07-08-2010 08:18 AM
Question about login permissions with FOS 6.3 on a Brocade DCX. We have recently purchased 2 new Directors and are trying to authenticate with Radius. We have been using a Cisco ACS for many years to authenticate to are SAN switches with FOS 6.2 and earlier with no issues. Long before I started working here someone loaded the VSA's on the ACS and we can log in with no issues.
With these new Directors we can log in no problem and it shows are role as admin but the chassis permissions say no access and we lose a lot of the commands that we need to configure them. I see when you set up a local account you can set the chassis permissions to whatever you want but when we log in using are remote accounts I do not see a way to set chassis permissions. I am also assuming this is why our remote accounts lose a lot of the command abilitys.
So my question is has anybody ran into this before? Do I have to change the VSA's to have a different attribute in them to give are remote accounts admin abilities for the chassis permissions? Any help would be greatly appreciated. I have been searching for any information on this since yesterday and have not found any useful information.
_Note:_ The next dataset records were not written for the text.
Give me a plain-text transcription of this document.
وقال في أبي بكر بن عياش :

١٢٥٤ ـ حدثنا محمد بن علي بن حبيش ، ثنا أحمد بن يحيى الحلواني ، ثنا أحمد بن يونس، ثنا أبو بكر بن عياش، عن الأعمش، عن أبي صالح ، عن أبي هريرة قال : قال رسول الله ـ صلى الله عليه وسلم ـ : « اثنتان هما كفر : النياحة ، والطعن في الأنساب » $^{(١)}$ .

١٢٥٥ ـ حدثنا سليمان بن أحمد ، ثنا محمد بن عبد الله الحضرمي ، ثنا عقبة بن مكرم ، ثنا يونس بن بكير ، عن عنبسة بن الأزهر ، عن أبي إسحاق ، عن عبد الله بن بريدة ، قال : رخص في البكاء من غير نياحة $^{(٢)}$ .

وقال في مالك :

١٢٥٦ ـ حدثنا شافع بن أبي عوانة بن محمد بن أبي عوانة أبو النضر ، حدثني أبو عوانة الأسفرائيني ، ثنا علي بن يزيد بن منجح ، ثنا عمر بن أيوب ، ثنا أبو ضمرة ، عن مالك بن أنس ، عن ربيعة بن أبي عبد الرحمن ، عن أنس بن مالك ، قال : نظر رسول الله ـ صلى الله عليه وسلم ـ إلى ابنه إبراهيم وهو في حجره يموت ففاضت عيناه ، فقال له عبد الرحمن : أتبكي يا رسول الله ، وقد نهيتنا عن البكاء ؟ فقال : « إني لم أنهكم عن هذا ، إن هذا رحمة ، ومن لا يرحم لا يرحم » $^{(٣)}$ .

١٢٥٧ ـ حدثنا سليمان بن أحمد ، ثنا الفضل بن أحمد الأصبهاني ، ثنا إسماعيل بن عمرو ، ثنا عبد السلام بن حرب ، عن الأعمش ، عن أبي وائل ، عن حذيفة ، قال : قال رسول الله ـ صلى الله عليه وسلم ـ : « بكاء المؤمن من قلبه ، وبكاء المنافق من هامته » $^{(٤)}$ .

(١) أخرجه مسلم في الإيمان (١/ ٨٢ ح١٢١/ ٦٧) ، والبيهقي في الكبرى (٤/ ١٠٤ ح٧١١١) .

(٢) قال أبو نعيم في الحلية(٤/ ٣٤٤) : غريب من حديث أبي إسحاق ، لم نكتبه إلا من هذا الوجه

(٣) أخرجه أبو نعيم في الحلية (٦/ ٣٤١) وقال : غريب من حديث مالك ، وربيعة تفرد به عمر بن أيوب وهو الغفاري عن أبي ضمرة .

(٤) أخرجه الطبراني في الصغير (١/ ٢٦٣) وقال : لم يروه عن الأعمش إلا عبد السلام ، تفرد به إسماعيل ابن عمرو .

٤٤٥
Thanks in advance for any assistance given.
07-19-2010 02:34 AM
I assume that the DCX are configured with Virtual Fabric enabled. So you have to configure some more attributes on you RADIUS servers.
You need to configure on the RADIUS server the Chassisrole, HomeLF and switch permission. The order is important.
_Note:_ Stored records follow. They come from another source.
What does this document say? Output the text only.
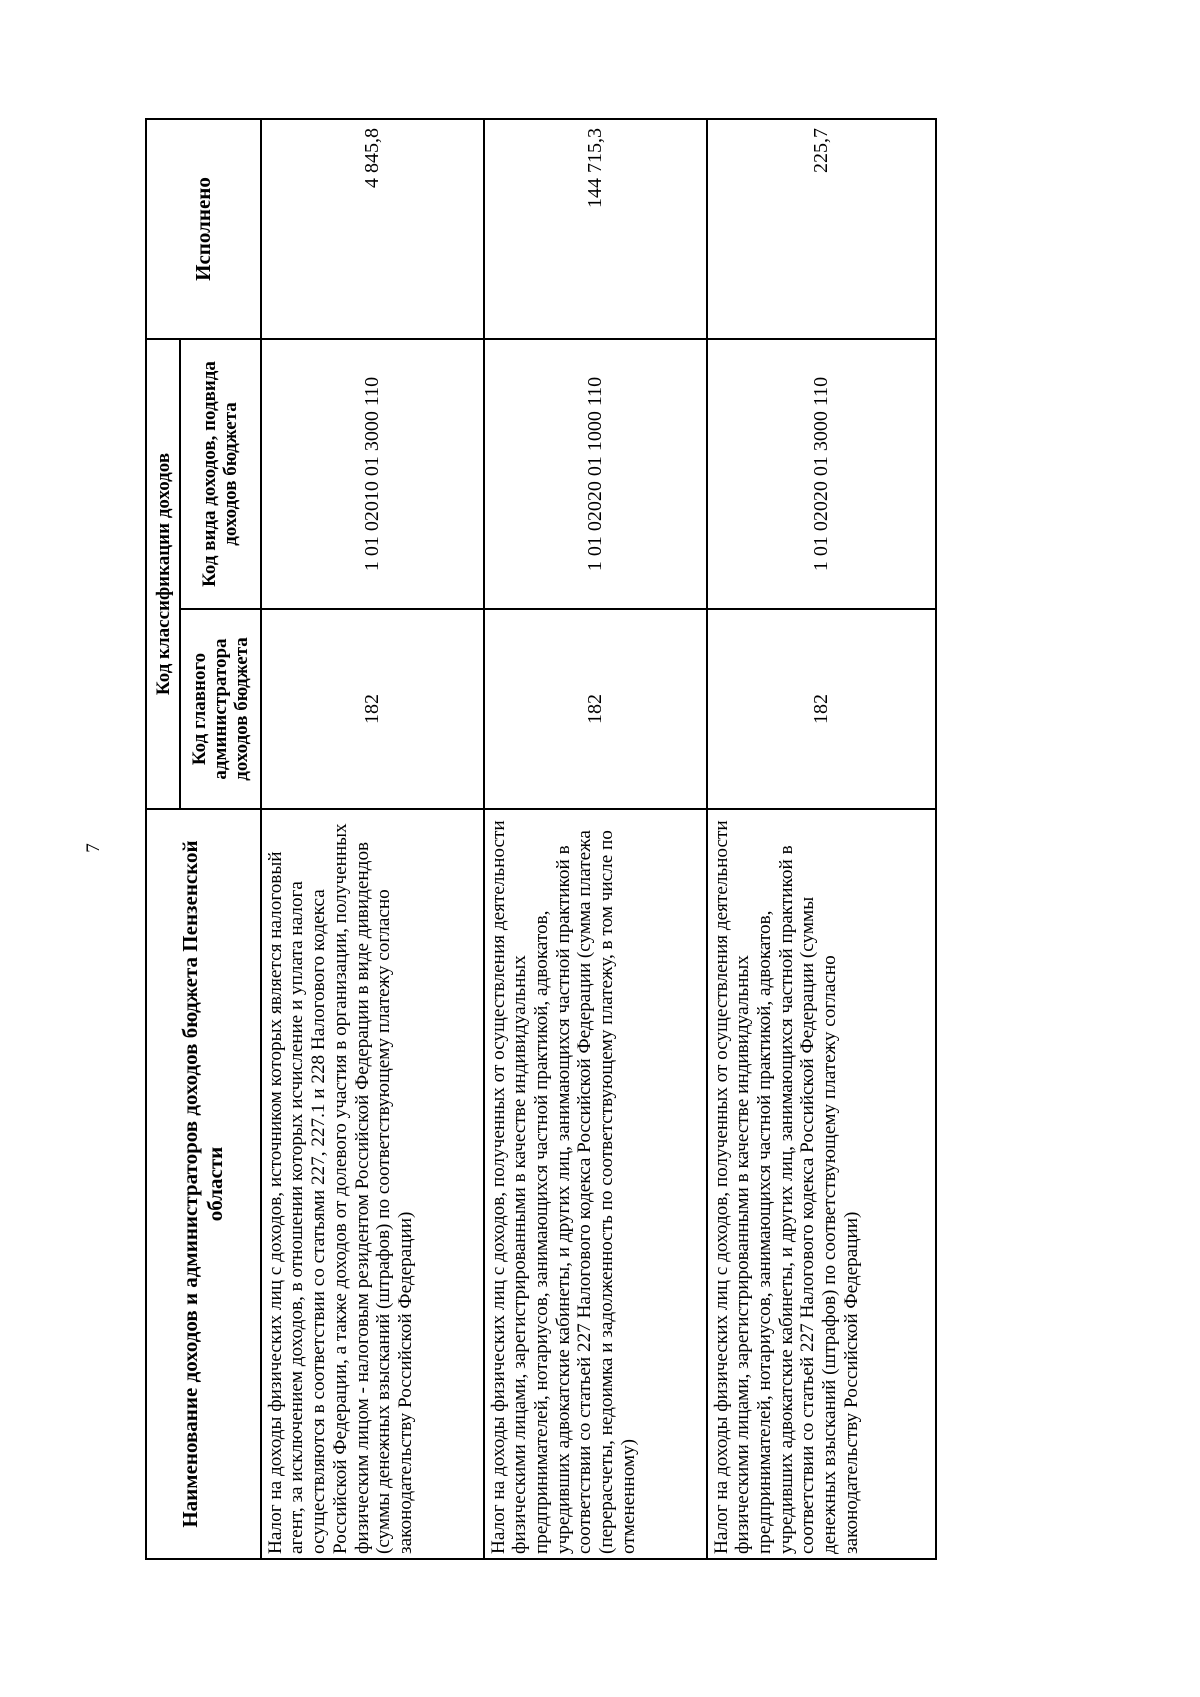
7	Наименование доходов и администраторов доходов бюджета Пензенской области	Код классификации доходов		Исполнено
	Код главного администратора доходов бюджета	Код вида доходов, подвида доходов бюджета	
Налог на доходы физических лиц с доходов, источником которых является налоговый агент, за исключением доходов, в отношении которых исчисление и уплата налога осуществляются в соответствии со статьями 227, 227.1 и 228 Налогового кодекса Российской Федерации, а также доходов от долевого участия в организации, полученных физическим лицом - налоговым резидентом Российской Федерации в виде дивидендов (суммы денежных взысканий (штрафов) по соответствующему платежу согласно законодательству Российской Федерации)	182	1 01 02010 01 3000 110	4 845,8
Налог на доходы физических лиц с доходов, полученных от осуществления деятельности физическими лицами, зарегистрированными в качестве индивидуальных предпринимателей, нотариусов, занимающихся частной практикой, адвокатов, учредивших адвокатские кабинеты, и других лиц, занимающихся частной практикой в соответствии со статьей 227 Налогового кодекса Российской Федерации (сумма платежа (перерасчеты, недоимка и задолженность по соответствующему платежу, в том числе по отмененному)	182	1 01 02020 01 1000 110	144 715,3
Налог на доходы физических лиц с доходов, полученных от осуществления деятельности физическими лицами, зарегистрированными в качестве индивидуальных предпринимателей, нотариусов, занимающихся частной практикой, адвокатов, учредивших адвокатские кабинеты, и других лиц, занимающихся частной практикой в соответствии со статьей 227 Налогового кодекса Российской Федерации (суммы денежных взысканий (штрафов) по соответствующему платежу согласно законодательству Российской Федерации)	182	1 01 02020 01 3000 110	225,7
Please check the admin guide from Brocade.
07-21-2010 07:44 AM
thanks for your response. I assumed that I would have to change the attributes for are radius server, and going through the admin guide I didnt see anything that related to chassis role and home LF. It talks about it but does not give the settings. Thanks again for taking the time to awnser.
07-22-2010 12:07 PM
Did you have checked if Virtual Fabric is enabled?
Which code are you running?
Please check with user config --show
if all attributes are set correct after a login.
Some of the attributes are:
HomeLF=128; <-- Home Logical fabric in which the user is logged in as default
LFRoleList=admin:128,10; <-- Logical fabric in which the user can login with "set context"
ChassisRole=admin; <-- Chassis permission
Take a look at a newer version of admin guides. In some older releases there were some typo errors. I think 6.3 is OK.
I have attached the admin guide from 6.3. Chapter 5 page 89 is a good place to start.
10-15-2010 07:33 AM
Thank you Andreas,
Sorry took so long to come back, Work put me on a different program and havnt even thought of it. Now that I am back they threw this back in my plate because no one could figure it out.lol. I spoke with Brocade and Cisco and both did the finger pointing for a while. I gave up on them and Figured it out on my own. The admin guide did end up having all the awnsers just had to figure out how, Cisco interpreted them. Again thanks for your responses.
10-15-2010 07:36 AM
I did want to add for anyone that has this issue with Cisco ACS that Andreas gave the Key and value, Chassisrole=admin. The 2 above that are optional but if you intend on having more then one virtual fabric you must add those lines in as Virtual fabric home 128 is the default when none are specified. If you create VF 127 you will not have admin access. Thanks again Andreas. Always feel free to send me a message if you have any questions on this.